Cette image de l’instrument NIRCam (Near-Infrared Camera) du télescope spatial James Webb de la NASA montre la partie centrale de l’amas d’étoiles IC 348. Les astronomes ont passé l’amas au peigne fin à la recherche de minuscules naines brunes flottant librement : des objets trop petits pour être des étoiles, mais plus grands que la plupart des planètes. Ils ont trouvé trois naines brunes dont la masse est inférieure à huit fois celle de Jupiter, qui sont encerclées dans l’image principale et représentées dans les schémas détaillés à droite. La plus petite ne pèse que trois à quatre fois Jupiter, ce qui remet en question les théories sur la formation des étoiles. Les rideaux vaporeux qui remplissent l’image sont des matériaux interstellaires qui reflètent la lumière des étoiles de l’amas, ce que l’on appelle une nébuleuse par réflexion. Cette matière comprend également des molécules contenant du carbone, appelées hydrocarbures aromatiques polycycliques (HAP). L’étoile brillante la plus proche du centre de l’image est en fait une paire d’étoiles de type B dans un système binaire, qui sont les étoiles les plus massives de l’amas. Les vents produits par ces étoiles peuvent contribuer à sculpter la grande boucle visible sur le côté droit du champ de vision. (NASA, ESA, CSA, STScI, Kevin Luhman (PSU), Catarina Alves de Oliveira (ESA))
Il s’agit là d’une véritable énigme. Pour la formation d’étoiles, un nuage a une masse importante, et donc une forte gravité. Pour produire un objet de la taille d’une planète, il faudrait commencer par un nuage plus petit, et donc moins de gravité, ce qui signifie que le processus de formation est beaucoup plus ardu, expliquent les chercheurs. Il est possible que ces objets soient des exoplanètes qui ont été expulsées de leur système planétaire, mais cela est également peu probable. En ce qui concerne les planètes, elles sont assez grandes, mais la plupart des étoiles de IC 348 sont très petites. La formation de grosses planètes autour de petites étoiles est également difficile à expliquer. De plus, l’amas est très jeune. Selon les chercheurs, les planètes n’ont pas eu le temps de se former et d’être éjectées aussi loin de leur système.
Et ce n’est pas la seule énigme. L’analyse spectrographique a révélé la présence d’un hydrocarbure non identifié dans deux des objets. La signature de cette espèce chimique inconnue a été repérée dans les atmosphères de Saturne et de Titan dans le système solaire, ainsi que dans l’espace interstellaire, mais elle n’avait jamais été observée dans une atmosphère extrasolaire auparavant.

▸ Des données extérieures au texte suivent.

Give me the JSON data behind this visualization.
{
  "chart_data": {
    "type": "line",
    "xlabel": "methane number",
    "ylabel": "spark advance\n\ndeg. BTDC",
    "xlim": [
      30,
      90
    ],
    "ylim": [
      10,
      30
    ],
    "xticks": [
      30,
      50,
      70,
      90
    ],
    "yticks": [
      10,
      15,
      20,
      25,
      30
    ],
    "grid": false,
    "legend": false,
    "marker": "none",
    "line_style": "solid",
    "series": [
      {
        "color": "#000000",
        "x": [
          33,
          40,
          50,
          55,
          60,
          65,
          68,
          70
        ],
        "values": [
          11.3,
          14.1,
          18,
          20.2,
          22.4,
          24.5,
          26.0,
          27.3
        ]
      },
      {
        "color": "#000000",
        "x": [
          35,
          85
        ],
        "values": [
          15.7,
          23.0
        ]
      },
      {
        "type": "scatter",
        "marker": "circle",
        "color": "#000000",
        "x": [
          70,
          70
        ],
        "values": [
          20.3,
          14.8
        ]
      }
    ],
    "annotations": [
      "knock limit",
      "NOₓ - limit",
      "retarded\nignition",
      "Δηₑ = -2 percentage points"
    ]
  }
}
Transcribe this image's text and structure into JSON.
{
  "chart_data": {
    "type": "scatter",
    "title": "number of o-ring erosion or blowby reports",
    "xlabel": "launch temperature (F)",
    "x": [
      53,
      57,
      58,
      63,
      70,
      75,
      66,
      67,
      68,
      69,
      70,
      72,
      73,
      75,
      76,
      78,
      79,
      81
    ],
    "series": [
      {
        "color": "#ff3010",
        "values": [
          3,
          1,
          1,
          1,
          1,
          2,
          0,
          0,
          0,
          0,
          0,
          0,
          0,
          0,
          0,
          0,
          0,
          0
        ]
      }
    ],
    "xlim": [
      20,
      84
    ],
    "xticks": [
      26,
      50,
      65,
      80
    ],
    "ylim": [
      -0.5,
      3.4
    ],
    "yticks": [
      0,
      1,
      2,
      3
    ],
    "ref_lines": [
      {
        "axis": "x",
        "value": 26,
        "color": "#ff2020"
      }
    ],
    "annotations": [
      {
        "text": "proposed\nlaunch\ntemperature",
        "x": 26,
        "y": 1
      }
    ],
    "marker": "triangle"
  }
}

Il est donc clair que, quoi que nous observions ici, cela constitue un élément nouveau et passionnant à étudier et à comprendre concernant l’étrange lien qui existe entre les étoiles et les planètes.
Selon Alves de Oliveira :
C’est la première fois que nous détectons cette molécule dans l’atmosphère d’un objet situé en dehors de notre système solaire. Les modèles d’atmosphères de naines brunes ne prévoient pas son existence. Nous examinons des objets plus jeunes et de masse plus faible que jamais, et nous observons quelque chose de nouveau et d’inattendu.
L’étude publiée dans The Astronomical Journal : A JWST Survey for Planetary Mass Brown Dwarfs in IC 348 et présentée sur le site de l’Agence spatiale européenne : Webb identifies tiniest free-floating brown dwarf.